In each figure the structure on the left represents a 3D model of ethane
whereas the structure on the right is the Newman projection. Figure A
is known as the eclipsed conformation because the viewed down the C-C bond
the hydrogens are aligned. Figure B is known as the staggered
conformation. The staggered conformation is the lower energy (more favorable
conformation) because the H atoms and the C-H bonds one one carbon are less
crowded with the H atoms and the C-H bonds on the other carbon. Figure 15.13
in the textbook shows the relative energies of the conformations as the
molecule is rotated around the C-C bond.
Rotation around the central C-C bond of butane is a bit more complicated.
It can be treated like ethane but with a methyl group (-CH3)
replacing an H on both the front and the back carbon. The main Newman projections
for butane are shown in the figure below.
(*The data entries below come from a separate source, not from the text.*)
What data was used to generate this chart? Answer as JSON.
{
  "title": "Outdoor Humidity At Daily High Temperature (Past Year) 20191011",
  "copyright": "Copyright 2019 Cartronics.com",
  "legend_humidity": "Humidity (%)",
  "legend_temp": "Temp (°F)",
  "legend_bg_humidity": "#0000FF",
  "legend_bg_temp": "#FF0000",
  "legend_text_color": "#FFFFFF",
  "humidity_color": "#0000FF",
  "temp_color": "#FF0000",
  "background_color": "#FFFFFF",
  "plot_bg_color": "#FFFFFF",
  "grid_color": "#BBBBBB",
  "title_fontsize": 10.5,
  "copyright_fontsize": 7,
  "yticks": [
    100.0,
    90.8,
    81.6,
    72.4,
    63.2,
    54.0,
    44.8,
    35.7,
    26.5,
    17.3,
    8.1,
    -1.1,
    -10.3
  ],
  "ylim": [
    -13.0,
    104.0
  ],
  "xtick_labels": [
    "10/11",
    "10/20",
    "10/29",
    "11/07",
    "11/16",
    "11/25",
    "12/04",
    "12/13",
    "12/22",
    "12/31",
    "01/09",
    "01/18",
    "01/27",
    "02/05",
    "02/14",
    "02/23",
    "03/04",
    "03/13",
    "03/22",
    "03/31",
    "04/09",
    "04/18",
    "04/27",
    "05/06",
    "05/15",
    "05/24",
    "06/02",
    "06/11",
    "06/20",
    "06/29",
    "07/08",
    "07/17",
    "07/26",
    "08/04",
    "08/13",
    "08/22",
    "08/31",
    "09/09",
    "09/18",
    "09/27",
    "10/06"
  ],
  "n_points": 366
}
Notice that the front methyl group is unchanged in all of these structures.
Conformations A, C and E are
eclipsed, whereas conformations B, D and
F are staggered. A is the highest energy
(least favorable) conformation because of crowding between the two methyl
groups when they are eclipsed. It is known as the syn conformation.
D is the lowest energy (most favorable) conformation because
the two methyl groups are farthest apart. This is know as the anti conformation.
B and F are low energy conformations but
not as low energy as the anti. They are known as gauche+ and
gauche-. C and E are high energy
conformations but not as high as the syn conformation.